– Ну, когда же ты придешь?
В чердачной комнате – серой и совершенно пустой, украшенной лишь репродукцией рафаэлевской мадонны, которая только подчеркивала нищету, – снова начались страшные упражнения, раньше исполнявшиеся на фоне декораций буржуазной комнаты в квартире консульши Мёнкеберг. Молодой супруг вновь дышал чуждым, но и родным запахом, настоянным на самых дешевых духах, смешанных с дыханием джунглей. Он вновь подчинялся грубому лающему голосу, хлопкам, ритмичному топанью учительницы. Здесь он вновь декламировал французские стихи, когда, стоная в изнеможении, он валился на твердые нары, служившие ложем дочери вождя. Но теперь эти мрачные празднества, которым Хефген, как и раньше, предавался два раза в неделю, приводили к новой, отвратительной кульминации. Когда все кончалось и фрейлейн Джульетта оставляла своего удовлетворенного и измученного ученика в покое, Хендрик в этой каморке, перед этой женщиной заводил разговор о своей жене Барбаре.
То, что он скрывал от скромно-испытующего и ревниво-напряженного любопытства своей приятельницы Гедды фон Герцфельд, то, что он скрывал от дружеского любопытства своего единомышленника Отто Ульрихса, в том признавался он Черной Венере, которая одна могла называть его Гейнцем: ей он исповедовался в том, как страдал из-за Барбары. С ней, и только с ней, он заставлял себя быть искренним. Он ничего не скрывал от нее, даже своего позора. Когда фрейлейн Мартене узнала о его фиаско в постели, о его супружеском позоре, она смеялась долго, грубо, от всей души. Хендрик корчился от этого смеха, он был ему страшнее самых страшных побоев. А дочь вождя ухмылялась:
– Ну, если это так, моя радость, если все и вправду так, не жди от своей красавицы особенного уважения.

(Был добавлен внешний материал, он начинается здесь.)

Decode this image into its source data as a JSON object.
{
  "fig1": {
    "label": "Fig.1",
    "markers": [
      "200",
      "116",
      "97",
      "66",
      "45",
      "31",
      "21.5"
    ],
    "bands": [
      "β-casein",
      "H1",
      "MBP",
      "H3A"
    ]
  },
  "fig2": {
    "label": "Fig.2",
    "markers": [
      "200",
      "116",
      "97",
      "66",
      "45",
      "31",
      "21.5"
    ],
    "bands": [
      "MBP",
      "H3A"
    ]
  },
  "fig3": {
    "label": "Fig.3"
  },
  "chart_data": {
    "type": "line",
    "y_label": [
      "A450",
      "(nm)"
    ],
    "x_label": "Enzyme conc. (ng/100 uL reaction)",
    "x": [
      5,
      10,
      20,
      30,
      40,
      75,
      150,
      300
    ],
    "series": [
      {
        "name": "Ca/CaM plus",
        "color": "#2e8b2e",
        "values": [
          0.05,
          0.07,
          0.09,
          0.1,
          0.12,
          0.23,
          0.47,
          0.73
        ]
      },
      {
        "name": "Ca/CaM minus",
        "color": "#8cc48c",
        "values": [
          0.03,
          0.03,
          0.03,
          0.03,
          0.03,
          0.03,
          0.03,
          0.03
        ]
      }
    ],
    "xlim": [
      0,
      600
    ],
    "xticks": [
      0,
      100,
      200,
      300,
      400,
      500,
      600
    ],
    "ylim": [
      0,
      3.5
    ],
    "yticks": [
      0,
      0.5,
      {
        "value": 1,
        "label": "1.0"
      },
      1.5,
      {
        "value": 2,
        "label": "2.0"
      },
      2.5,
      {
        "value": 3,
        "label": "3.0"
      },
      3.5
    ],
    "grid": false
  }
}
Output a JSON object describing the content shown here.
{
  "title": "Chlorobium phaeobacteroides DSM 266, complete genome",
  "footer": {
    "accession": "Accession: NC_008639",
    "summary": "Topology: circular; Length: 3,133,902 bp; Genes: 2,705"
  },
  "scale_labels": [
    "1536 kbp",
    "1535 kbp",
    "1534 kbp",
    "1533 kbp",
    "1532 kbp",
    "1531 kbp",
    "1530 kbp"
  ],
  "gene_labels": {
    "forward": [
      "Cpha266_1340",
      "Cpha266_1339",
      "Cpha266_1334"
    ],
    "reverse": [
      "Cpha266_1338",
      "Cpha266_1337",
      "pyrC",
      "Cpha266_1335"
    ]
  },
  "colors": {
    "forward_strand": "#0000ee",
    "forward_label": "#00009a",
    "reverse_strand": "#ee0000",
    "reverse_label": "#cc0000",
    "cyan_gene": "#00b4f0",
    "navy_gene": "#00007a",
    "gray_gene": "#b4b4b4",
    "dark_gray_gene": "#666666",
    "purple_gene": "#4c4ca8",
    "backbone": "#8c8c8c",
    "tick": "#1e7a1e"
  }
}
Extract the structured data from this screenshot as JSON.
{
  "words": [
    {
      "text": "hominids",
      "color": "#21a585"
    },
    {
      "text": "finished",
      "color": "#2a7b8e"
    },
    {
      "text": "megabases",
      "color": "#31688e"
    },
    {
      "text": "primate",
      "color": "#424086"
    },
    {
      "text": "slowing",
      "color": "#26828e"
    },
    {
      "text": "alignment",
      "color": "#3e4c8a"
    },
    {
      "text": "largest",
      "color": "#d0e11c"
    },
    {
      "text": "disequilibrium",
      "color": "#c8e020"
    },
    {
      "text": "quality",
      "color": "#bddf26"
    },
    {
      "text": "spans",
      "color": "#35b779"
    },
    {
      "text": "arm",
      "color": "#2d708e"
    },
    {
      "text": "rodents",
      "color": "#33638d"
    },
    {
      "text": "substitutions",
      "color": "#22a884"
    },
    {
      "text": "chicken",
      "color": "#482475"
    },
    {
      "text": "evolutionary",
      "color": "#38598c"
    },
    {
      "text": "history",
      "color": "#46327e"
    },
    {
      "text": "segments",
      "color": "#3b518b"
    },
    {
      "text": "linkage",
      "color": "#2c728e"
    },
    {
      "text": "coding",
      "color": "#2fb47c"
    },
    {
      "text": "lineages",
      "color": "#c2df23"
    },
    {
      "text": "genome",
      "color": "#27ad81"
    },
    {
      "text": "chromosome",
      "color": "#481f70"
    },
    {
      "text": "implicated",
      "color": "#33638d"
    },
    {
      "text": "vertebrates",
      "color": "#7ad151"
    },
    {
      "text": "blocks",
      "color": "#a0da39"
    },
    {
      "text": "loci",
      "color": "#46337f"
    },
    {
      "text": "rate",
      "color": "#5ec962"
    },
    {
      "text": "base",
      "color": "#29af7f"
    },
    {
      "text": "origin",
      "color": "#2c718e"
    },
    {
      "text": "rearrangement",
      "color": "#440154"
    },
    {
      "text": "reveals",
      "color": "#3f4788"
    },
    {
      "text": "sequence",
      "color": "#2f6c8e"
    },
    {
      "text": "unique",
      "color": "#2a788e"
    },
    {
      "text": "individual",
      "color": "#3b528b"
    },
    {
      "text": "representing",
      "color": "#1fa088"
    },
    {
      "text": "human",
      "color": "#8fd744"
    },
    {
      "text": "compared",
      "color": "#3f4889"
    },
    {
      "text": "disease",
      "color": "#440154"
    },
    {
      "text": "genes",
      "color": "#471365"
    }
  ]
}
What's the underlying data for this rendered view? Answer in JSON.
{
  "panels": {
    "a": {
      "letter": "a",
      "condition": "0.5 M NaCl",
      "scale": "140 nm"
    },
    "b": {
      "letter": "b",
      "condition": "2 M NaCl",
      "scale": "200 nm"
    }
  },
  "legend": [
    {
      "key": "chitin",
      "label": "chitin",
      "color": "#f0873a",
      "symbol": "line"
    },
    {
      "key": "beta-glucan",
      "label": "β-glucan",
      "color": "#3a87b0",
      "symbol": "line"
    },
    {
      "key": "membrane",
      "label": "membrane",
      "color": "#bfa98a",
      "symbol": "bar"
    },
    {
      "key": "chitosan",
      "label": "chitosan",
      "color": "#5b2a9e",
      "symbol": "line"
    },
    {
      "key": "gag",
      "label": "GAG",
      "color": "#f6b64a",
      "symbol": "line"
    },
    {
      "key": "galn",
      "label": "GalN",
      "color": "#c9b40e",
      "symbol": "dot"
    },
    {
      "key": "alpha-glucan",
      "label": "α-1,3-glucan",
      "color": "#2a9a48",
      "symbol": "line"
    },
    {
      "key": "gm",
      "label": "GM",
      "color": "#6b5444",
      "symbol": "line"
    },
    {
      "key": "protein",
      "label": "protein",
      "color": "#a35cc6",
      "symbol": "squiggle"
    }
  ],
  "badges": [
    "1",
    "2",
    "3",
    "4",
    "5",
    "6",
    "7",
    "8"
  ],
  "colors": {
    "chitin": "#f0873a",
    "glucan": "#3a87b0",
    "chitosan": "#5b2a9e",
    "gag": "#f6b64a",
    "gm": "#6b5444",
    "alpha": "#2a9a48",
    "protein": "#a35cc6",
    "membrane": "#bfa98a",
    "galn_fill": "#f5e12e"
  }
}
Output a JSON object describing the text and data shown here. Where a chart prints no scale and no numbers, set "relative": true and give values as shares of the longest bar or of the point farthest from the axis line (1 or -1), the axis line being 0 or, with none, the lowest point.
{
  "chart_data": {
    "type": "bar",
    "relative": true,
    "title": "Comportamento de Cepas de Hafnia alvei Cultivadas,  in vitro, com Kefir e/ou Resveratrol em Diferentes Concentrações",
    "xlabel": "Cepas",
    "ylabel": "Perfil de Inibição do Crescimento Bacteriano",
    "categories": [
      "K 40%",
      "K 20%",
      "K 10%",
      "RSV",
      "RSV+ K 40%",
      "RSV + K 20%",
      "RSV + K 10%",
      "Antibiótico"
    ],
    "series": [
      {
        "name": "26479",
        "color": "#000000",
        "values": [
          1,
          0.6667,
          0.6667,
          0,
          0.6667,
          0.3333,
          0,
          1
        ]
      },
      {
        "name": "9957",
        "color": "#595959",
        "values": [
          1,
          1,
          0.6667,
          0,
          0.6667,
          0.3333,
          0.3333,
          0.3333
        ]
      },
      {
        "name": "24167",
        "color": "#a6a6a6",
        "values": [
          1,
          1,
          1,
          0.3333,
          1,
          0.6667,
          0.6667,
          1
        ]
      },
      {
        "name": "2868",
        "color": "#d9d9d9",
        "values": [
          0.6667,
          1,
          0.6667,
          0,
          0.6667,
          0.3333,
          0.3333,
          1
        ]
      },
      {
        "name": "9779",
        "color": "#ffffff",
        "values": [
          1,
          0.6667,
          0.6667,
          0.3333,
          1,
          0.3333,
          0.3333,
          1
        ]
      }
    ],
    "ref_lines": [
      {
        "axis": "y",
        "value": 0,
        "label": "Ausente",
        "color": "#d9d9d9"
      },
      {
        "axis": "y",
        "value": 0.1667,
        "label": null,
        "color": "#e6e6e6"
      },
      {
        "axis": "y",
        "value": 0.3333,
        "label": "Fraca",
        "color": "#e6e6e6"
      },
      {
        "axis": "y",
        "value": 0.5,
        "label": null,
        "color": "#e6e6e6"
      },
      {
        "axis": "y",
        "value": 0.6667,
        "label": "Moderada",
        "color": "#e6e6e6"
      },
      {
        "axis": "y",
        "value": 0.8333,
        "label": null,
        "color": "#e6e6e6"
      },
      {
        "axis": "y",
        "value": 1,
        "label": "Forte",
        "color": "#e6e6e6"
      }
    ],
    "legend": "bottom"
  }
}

Он рассказал ей об утренних прогулках Барбары, казавшихся ему вызовом; он сетовал на ее гордые экстравагантности:
– Из яиц делает себе коктейли с десятью острыми соусами и смотрит на меня презрительно только потому, что я ем яйца как простой смертный. Все в моей квартире должно быть точно такое, как в доме у ее отца и у бабушки. Она даже запретила мне взять слугой маленького Бёка. Такой славный и так мне верен, с ним бы она не могла бы стакнуться против меня. Но нет – разве она потерпит в доме такого человека? Вот она и придумывает разные предлоги и уверяет, будто маленький Бёк не сможет содержать квартиру в порядке, а ведь сама его в глаза не видела! Он столько лет мой костюмер, и я могу поклясться: он идеально соблюдает порядок. И вот мы взяли какую-то противную старуху, которая двадцать лет служила у генеральши, только чтоб ничего не менять в укладе дочери тайного советника.
Все это Черная Венера выслушивала с большим терпением. Она приняла к сведению, что Барбара вращается в хороших гамбургских домах – «У тайных советников и директоров банков», – с ненавистью сказал Хендрик, – куда его, актера Хефгена, не приглашали или приглашали Барбару «с супругом». От такого унижения он отказывался. Барбара посещала места, которые были ему чужды или враждебны, – университеты, салоны. Ее обширная, разветвленная переписка тоже досаждала ему. Она без конца писала и получала письма, а Хендрик даже не знал, с кем это она в таких тесных сношениях. На все это он горько жаловался своей Черной Венере. Он спрашивал Джульетту, как она думает, нет ли в тех письмах, которые Барбара отсылает отцу, генеральше или подозрительному другу юности Себастьяну, чего-нибудь унизительного для него, Хендрика. Принцесса Тебаб не могла его успокоить на этот счет.
– Наверняка она издевается надо мной! – воскликнул Хендрик. – Если б совесть у нее была чиста, она показала бы мне хоть одно из своих писем. А она мне никогда ничего не показывает.
Это обстоятельство особенно мучило Хендрика и особенно его унижало – ведь он-то много раз показывал Барбаре письма, которые получал от своей матери, фрау Беллы.
– Но хватит, больше она не увидит ни одного письма, – объявил он темной дочери вождя. – Зачем мне открывать ей всю душу, когда у нее от меня сплошные тайны? Вдобавок у нее хватает дерзости смеяться над письмами моей матери.
И действительно, Барбара смеялась от души, когда Хендрик показал ей письмо, где госпожа Хефген сообщала о том, как закончилась последняя помолвка Йози. «Конечно, мы все очень рады, что дело вновь закончилось так удачно», – писала бедная мать. И тут Барбара долго смеялась. Впрочем, Хендрик и сам разделял ее веселость: тогда он и сам находил это место в письме матери очень смешным. Обида возникла задним числом, когда он все припомнил, исповедуясь Черной Венере.